Apparently President Bush is simpatico with reconquista supporters who say, “The border crossed us.”

As I wrote two years ago in The Mexichurian Candidate, there has been no instance where Bush has chosen the well being of Americans over Mexicans, given a choice. Since that time, the evidence has accumulated that President Bush not only has a “comfort level with Mexicans” (as stated in the LA Times article), but actually prefers Mexicans to his own countrymen.

ACSL: Doing a job other Americans will not.

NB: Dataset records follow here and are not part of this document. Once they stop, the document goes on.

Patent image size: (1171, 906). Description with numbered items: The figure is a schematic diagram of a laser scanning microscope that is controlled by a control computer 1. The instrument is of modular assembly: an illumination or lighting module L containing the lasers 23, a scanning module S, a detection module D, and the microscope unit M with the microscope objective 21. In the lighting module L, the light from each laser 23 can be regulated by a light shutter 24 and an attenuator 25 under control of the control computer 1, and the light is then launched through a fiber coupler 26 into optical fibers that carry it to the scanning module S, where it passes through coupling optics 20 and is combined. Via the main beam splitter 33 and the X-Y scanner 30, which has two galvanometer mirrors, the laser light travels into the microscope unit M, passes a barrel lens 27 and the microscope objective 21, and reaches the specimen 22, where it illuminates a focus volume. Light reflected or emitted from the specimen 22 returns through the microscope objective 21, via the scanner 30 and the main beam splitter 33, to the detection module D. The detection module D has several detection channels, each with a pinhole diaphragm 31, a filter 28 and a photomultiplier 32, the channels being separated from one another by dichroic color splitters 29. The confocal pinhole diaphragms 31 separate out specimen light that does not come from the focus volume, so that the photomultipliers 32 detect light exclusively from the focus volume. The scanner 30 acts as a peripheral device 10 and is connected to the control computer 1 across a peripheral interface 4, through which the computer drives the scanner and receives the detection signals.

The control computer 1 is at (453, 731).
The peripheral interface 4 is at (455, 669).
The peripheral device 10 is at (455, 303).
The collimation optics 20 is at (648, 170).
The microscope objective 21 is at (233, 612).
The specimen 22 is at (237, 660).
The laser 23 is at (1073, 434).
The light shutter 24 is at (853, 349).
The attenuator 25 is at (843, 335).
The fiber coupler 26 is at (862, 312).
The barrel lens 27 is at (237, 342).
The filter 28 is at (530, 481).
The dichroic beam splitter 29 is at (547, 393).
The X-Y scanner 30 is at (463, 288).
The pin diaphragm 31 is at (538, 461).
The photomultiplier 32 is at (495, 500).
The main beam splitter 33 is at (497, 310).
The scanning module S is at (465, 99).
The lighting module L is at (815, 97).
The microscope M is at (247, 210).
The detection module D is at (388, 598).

The very valuable but hugely time-consuming task of surveying and consolidating the avalanche of highly articulate rage sweeping the blogosphere about the Senate’s immigration atrocity seems to have been assumed by A Certain Slant of Light. In some ways this is a pity because ACSL is highly articulate itself :

Fact is, our government is doing its damnest right now to put one over on us and to turn its back on the overwhelming majority of everyday Americans who, first and foremost, want our land borders secured and the human invasion from the south stopped, and, secondly, as all the polls indicate, will not abide amnesty for illegals, no matter how it is cleverly camouflaged

But its proprietor has grasped a profound truth:

You’re far more apt to find the honest-to-goodness truth (so needed presently) about the underpinnings of the immigration reform debate in the United States Senate (and of the jaded interest groups fueling it and the tawdry street protests amplifying it) from bloggers, than from reading sympathetic, liberal, mainstream media

It takes a particularly fine quality of patriotism to focus on promoting the work of others in a provocative crisis like this. In an earlier post ACSL rightly draws attention to a very useful Q&A on Illegal Immigration.